Ink(ed by Joe Rivera) on bristol board, 11 × 17″.

In the last post on inking, I covered the thought process behind inking, but not much of the technical aspects. This post (and the next) will cover my primary tools and why I use them. At the end, you’ll find a time lapse inking video for my Weird Science cover, the process for which I detailed in October.


I use Holbein’s Special Black ink, which is waterproof, meaning that once it dries, it’s impervious to water. That allows me to go over it with watercolor if need be. I used to use Pelikan Drawing Ink A, but I stopped after I tried the Holbein. (I also use their products for my paints. You can often catch them at comic convention like San Diego and New York where they offer great discounts — that’s almost exclusively where I do all my shopping.)

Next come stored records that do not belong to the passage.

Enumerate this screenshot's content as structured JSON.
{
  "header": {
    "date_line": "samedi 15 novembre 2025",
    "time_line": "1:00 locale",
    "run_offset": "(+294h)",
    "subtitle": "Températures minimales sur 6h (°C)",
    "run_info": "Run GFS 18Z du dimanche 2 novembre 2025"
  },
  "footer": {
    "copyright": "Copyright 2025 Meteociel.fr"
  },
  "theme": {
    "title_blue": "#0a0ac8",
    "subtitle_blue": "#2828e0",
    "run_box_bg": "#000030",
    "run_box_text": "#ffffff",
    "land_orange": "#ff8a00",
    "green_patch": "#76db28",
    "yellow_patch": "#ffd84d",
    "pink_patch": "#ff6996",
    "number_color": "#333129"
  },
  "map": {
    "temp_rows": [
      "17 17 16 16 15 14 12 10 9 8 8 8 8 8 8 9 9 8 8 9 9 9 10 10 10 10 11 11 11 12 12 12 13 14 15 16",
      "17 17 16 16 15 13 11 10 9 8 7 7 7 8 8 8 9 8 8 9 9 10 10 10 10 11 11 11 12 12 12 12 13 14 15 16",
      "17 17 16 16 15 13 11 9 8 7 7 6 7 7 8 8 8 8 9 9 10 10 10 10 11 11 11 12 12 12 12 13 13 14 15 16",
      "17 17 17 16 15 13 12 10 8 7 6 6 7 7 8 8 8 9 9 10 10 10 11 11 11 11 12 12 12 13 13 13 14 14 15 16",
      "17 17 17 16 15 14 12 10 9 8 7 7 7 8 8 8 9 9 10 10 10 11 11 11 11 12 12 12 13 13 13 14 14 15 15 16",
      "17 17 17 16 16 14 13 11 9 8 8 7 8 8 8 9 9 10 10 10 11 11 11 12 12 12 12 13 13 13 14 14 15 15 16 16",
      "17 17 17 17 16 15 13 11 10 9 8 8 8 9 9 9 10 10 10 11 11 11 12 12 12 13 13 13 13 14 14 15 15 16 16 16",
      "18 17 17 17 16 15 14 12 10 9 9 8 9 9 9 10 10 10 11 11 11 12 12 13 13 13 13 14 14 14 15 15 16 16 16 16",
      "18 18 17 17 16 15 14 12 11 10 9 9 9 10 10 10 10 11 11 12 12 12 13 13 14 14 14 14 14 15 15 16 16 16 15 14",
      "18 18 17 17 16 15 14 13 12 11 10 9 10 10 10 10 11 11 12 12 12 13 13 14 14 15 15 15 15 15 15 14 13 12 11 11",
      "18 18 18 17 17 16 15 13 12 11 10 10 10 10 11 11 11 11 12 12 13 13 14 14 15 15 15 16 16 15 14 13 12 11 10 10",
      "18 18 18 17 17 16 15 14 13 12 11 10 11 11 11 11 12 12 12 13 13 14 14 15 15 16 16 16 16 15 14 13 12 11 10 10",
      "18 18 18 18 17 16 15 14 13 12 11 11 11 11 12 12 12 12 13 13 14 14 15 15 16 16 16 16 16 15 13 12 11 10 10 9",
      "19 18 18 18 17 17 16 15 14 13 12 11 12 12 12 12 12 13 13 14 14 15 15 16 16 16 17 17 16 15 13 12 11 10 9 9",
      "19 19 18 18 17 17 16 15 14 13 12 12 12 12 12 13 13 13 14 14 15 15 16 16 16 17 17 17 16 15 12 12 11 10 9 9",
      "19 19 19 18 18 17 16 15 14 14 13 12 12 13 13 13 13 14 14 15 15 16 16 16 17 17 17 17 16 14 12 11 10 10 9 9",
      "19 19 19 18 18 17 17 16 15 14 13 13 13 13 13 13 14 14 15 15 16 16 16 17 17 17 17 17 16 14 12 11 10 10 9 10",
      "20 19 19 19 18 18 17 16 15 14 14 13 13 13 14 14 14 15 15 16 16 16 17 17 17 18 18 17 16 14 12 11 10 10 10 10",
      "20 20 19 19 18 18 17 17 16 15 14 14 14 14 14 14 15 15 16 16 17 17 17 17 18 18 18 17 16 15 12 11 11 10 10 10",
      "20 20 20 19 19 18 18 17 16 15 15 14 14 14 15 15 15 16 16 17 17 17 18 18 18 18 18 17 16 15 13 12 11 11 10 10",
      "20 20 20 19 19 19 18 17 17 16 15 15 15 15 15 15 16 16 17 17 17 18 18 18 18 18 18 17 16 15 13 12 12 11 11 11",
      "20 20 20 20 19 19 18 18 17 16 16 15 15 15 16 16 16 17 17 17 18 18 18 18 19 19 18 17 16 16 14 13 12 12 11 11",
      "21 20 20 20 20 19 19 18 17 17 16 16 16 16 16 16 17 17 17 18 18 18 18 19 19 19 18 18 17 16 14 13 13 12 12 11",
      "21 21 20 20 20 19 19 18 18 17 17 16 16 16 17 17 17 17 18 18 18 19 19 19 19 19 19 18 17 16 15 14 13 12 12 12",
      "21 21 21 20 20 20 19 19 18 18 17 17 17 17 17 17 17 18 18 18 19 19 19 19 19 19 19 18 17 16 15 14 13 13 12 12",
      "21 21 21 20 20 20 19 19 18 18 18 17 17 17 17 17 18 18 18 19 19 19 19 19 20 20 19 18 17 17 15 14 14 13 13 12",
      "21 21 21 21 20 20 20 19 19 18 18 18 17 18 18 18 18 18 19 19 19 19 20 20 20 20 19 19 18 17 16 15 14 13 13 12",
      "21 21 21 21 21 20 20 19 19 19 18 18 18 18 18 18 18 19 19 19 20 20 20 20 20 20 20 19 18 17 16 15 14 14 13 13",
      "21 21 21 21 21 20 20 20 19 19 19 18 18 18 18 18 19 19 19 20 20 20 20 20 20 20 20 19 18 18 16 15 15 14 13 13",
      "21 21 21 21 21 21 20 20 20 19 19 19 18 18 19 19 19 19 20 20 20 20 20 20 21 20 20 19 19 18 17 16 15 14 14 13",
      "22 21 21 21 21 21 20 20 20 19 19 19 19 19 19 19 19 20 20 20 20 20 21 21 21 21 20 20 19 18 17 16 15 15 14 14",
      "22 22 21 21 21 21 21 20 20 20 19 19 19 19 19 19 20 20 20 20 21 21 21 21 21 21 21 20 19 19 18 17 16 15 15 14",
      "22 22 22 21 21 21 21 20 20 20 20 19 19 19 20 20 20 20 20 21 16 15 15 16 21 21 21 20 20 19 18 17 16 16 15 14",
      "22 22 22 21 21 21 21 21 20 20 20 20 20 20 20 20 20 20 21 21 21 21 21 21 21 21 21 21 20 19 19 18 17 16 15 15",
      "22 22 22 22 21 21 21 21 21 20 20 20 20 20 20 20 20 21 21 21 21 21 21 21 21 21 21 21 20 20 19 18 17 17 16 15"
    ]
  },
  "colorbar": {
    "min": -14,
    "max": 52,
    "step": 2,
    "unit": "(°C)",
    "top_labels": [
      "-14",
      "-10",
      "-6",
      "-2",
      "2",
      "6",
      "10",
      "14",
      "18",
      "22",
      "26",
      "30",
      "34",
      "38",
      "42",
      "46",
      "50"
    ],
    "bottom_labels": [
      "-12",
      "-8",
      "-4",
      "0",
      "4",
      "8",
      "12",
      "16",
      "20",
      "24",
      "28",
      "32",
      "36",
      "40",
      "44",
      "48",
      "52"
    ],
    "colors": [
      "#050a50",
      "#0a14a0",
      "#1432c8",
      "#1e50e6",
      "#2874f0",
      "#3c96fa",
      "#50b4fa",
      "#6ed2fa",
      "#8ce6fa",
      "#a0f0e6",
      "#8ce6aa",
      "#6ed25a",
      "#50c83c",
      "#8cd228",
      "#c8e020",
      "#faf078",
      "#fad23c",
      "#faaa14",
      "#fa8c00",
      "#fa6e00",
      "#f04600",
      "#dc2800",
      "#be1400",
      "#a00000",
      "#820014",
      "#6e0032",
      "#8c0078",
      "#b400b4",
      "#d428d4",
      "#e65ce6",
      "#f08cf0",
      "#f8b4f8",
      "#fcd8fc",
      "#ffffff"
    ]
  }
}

I always pour my ink out into a palette cup with an airtight lid. Having a decent-sized opening to dip into will keep your brush clean (and your fingers too). I also like to let it sit for a bit before diving in — fresh ink has a very low viscosity, which means less covering power. I keep a water spritzer close by in case it gets too thick, or I want a wash effect.

Ink and watercolor on bristol board, 11 × 17.25″.

White Out:

I use Holbein Titanium White Acryla Gouache, which is an acrylic paint that dries to a matte finish. This is not its intended purpose, but it works really well, especially if you have to go back over it with ink. I use it mostly for special effects and “negative” shapes where it’s easier to paint in white than ink around — stars, wires, leaves, etc.

2009. Ink on bristol board, 11 × 17″.


I ink (and draw and paint) on Strathmore 500 Series bristol board, 2-ply with a semi-smooth finish. It’s pre-cut to 11 × 17″ which is standard size for comic art. The 500 Series is ideal because it’s cotton-based, which means it’s more archival and can hold up well to water. I watercolor on this all the time, and sometimes even do more involved gouache techniques.


I use a Winsor & Newton Series 7 #6 brush for most of my inking work. Most people tell me that’s bigger than they prefer, but I wouldn’t have it any other way. A large brush holds more ink and, as a result, can supply consistent marks for an extended period of time. It can cover large areas quickly, or provide as fine of detail as its smallest counterpart. Because the individual hairs are longer, they have more “time” to escape from the ferrule and reconvene at the point. The shorter the hairs get, the greater the chance that a small kink at the base can culminate in a splayed tip.

The whole reason we use brushes is their flexibility. A large brush acts a shock absorber for your hand, smoothing out any stray movements into a flowing line. With a tiny brush, every minuscule tremor, especially at slow speeds, is directly translated (and hence recorded) to the paper.

2008. Ink on bristol board, 11 × 17″.

All that being said, I do own smaller brushers. I usually keep a #2 or #3 around just in case — this is mostly for lettering, special effects, and lines with little variation in width (I’m looking at you, Spider-Man). I have a #2 brush that I purposefully take piss-poor care of — the ends have splayed out in such a way that I can form a small “rake” that creates 4 tiny, parallel lines — perfect for scruffy beards (now at you, Punisher).

2009. Ink on bristol board, 11 × 17″.


When I go to comic conventions, much of the day is spent drawing and inking commissions. While I prefer the traditional brush and ink setup, you can’t beat the convenience of a nylon brush with a self-contained ink reservoir. The warm-up sketches below were all done with Pentel’s brush pens. I like them quite a bit, although I have to say that their “gray” is much, much darker than their black. Maybe I just have a defective batch? There are 3 colored brushes in the set (black, gray, and sepia), and an empty one intended for water. I just fill that with Holbein ink and it works just as well as the others. You never have to wash the brush; just put the cap back on.

WARM-UP SKETCHES (after Jordi Bernet, Alex Raymond, and Moebius).
2013. Ink on paper, 10.5 × 8.25″.

Brush Washer:

Last, but not least, I find the brush washer to be more important than most people give it credit for. Half of inking well is just loading the brush appropriately. I’ve found that many who shy away from inking with a brush (preferring instead a pen nib) are dipping the brush much too far into the ink well. When I ink, I keep the ink far away from the ferrule which, aside from making the flow easier to control, gives the brush a longer lifespan. My loaded brush is actually on the drier side — I want just enough ink to keep the hairs together, but not so much that it drips. When I touch the brush to the paper, I only want ink to flow when I move.

I have a standard brush washer, but I attached a steel wire that helps me squeeze out all the excess water. I keep a paper towel clipped to it as well. I’m not just drying off my brush; I’m modulating the water content according to the effect I desire. I also keep scrap paper on the drawing board to help shape and test the brush. Above all, you inking demands predictable results, so always test things out until you’re comfortable and confident.

Ink on bristol board with digital color, 13 × 19″.